On the river is the Torre de Oro (“Tower of Gold”), a sort of customs house where the gold of the Indies was unloaded in the 16th century and reputed to have been clad in gilt tiles( now removed). It makes one remember that the ships that left here in the heyday of Spanish power came back with untold riches in gold and gems, but also carried to the Old World the fruits and exotica of the New. The very first potato, tomato, tobacco and castor oil plants were unloaded and grown in church gardens nearby. Now these plants have colonised the globe.
It was hard to leave Seville after 5 days of dining, sightseeing and flamenco music, but we headed west on the bus for the 70-mile trip to the border and caught the ferry to Portugal. A short 15 miles further west by local bus one reaches the fishing town of Tavira in the Algarve, the area they call the south of Portugal.
This town is a beautiful example of a southern white town, nestled on the Rio Gilao. All this area was under Moorish control until liberated by the Crusaders in 1242. One can see the Moorish influence still, in the way the local people tile their houses and the mix of Christian and Moorish styles in the local architecture.
We booked ahead and were fortunate to stay in the Tavira Inn, run by a very amiable host, Sebastion Bastas. His Inn is the best place we have stayed in for €60 a night, and he pumps the salty river water straight from the river across the road into his filtered pool. He also runs a congenial bar each night. The Inn is a short stroll from the centre of town, where a bevvy of fish restaurants seek the tourist dollar. We chose on good advice the Barquinha restaurant, on the right side of the river, where we enjoyed a meal of grilled local fish (mackerel and hake for about $8 a plate).
Tavira is a tranquil place, a haven for weary travellers who want to relax along the river and seek out small pottery places on the hill. The town has its churches and a fortress with ramparts worth seeing and for gaining a panorama across the town, but for us again it was the charm of walking the small cobbled laneways and enjoying the charms to the senses of hundreds of years of public art, randomly and lovingly encrusted upon the past, with intricate tiling of doorways and facades and the beautiful 17th century curved tiled roofs called the Treasure style, where the houses have almost a Chinese pagoda style. One must remember that Vasco da Gama in the Age of Discovery for Portugal found Macau in China and then India, and he no doubt brought back this style to Portugal.

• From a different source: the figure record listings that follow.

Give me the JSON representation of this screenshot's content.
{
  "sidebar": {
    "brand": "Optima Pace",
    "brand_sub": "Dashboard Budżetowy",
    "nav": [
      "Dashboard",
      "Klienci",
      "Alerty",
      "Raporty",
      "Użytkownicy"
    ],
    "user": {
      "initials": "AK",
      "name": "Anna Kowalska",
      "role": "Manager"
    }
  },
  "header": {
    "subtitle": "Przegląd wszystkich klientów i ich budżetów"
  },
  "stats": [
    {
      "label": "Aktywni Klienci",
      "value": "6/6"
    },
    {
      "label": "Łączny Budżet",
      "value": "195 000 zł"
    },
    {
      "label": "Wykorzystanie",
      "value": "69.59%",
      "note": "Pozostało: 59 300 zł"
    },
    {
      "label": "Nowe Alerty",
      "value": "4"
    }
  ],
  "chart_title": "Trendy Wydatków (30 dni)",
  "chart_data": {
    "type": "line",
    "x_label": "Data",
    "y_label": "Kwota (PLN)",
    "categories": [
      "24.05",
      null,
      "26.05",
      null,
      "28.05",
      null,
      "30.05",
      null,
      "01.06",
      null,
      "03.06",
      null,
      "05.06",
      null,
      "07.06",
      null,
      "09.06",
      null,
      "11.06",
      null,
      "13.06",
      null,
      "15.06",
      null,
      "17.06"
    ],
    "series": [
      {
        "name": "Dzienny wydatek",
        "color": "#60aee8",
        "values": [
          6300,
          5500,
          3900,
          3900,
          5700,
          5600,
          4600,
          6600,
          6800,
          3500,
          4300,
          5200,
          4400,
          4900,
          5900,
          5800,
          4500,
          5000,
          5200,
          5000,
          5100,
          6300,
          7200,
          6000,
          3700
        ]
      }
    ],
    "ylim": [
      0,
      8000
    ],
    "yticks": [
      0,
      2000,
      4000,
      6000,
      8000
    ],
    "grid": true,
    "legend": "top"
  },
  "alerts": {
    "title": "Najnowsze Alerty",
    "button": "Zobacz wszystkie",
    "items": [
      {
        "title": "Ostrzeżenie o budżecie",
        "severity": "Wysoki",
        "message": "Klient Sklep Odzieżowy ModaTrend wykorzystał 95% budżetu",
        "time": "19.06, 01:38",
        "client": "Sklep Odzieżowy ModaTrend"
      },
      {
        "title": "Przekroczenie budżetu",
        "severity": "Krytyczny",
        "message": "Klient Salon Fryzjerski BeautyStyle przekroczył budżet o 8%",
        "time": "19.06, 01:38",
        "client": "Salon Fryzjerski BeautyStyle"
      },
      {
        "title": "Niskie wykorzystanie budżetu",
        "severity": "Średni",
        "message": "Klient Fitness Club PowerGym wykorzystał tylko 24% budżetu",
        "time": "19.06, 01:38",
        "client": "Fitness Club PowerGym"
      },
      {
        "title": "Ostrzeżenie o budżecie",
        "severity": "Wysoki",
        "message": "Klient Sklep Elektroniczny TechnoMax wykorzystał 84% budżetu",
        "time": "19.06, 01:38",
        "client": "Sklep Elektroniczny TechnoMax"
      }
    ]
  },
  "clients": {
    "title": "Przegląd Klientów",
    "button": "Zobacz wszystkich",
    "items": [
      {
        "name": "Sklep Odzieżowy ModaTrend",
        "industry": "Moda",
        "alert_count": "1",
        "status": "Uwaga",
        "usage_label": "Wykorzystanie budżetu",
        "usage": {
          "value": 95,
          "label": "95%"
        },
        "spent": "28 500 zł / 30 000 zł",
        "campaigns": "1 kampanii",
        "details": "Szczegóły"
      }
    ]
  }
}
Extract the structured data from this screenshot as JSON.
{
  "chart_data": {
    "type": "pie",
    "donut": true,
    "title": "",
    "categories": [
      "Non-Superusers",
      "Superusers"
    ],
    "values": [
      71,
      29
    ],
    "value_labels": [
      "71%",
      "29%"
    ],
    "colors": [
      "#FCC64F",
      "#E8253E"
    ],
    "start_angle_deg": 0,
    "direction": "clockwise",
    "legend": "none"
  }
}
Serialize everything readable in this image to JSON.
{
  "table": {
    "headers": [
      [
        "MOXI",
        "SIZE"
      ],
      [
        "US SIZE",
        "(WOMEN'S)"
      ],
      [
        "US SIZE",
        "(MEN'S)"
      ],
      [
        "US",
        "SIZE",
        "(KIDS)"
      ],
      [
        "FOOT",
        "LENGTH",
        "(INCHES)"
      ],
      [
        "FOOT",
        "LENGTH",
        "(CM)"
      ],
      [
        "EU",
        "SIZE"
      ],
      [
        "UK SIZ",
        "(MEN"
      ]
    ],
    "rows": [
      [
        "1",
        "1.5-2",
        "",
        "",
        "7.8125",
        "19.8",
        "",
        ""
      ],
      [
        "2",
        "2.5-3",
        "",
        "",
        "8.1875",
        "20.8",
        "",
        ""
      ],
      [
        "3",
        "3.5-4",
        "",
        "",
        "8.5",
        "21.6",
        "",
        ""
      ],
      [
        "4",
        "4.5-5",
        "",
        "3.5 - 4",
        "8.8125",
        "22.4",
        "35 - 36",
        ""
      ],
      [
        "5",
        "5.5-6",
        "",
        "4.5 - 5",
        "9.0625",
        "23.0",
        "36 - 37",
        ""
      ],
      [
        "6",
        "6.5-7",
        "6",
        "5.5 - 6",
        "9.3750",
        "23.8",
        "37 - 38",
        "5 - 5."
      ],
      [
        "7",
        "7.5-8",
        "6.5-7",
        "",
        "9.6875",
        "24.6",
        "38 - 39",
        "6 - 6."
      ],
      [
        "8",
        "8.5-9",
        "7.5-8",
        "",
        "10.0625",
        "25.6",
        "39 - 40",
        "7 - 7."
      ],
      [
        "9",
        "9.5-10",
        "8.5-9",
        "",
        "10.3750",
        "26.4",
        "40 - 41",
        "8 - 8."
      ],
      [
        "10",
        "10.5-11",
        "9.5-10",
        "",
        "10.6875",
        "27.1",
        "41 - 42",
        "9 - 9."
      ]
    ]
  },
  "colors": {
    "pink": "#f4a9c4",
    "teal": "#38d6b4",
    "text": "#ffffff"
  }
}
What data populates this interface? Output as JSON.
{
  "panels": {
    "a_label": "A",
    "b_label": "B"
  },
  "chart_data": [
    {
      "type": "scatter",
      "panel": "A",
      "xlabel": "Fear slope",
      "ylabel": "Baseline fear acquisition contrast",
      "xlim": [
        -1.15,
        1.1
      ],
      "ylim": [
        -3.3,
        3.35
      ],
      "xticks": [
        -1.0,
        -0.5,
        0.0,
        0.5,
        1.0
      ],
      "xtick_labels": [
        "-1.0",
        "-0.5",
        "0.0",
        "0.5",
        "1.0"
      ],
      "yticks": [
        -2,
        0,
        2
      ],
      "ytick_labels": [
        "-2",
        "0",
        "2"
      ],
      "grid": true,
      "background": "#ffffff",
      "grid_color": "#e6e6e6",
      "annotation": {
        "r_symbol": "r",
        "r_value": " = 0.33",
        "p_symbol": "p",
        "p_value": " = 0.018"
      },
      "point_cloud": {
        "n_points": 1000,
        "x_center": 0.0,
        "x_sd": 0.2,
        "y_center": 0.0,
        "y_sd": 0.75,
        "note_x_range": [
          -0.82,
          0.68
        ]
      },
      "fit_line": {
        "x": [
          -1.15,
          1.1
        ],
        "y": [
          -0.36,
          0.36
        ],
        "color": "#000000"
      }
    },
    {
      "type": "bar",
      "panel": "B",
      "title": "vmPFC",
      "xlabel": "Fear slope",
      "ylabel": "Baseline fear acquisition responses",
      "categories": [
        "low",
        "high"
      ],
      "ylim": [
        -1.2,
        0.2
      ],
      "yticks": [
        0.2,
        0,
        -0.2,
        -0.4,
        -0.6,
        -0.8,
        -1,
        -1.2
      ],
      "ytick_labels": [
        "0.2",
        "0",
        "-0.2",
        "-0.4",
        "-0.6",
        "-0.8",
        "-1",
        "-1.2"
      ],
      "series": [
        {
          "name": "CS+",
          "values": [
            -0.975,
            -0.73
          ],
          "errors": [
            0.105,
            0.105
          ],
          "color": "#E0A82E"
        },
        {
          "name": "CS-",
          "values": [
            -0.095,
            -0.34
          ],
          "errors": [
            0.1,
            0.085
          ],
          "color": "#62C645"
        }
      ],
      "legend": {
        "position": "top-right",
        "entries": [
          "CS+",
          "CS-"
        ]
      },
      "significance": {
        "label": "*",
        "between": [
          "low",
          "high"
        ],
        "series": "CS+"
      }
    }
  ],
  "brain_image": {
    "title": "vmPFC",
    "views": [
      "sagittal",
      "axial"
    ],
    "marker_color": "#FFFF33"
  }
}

It will be on to Lisbon for a more hectic pace tomorrow; however this week in Seville and Tavira in the south of Portugal, has been characteristed by a more sedate style of life, enjoying the Moorish style of tiling as art in itself and more so the art of living in places which show the progression of architectural styles from the 12th to the 19th centuries and somehow have managed to avoid the ugliness that characterises so many modern cities. The south of Spain and Portugal is another unique world, well worth the visit, and I am glad I chose to come and meander to its relaxed pace.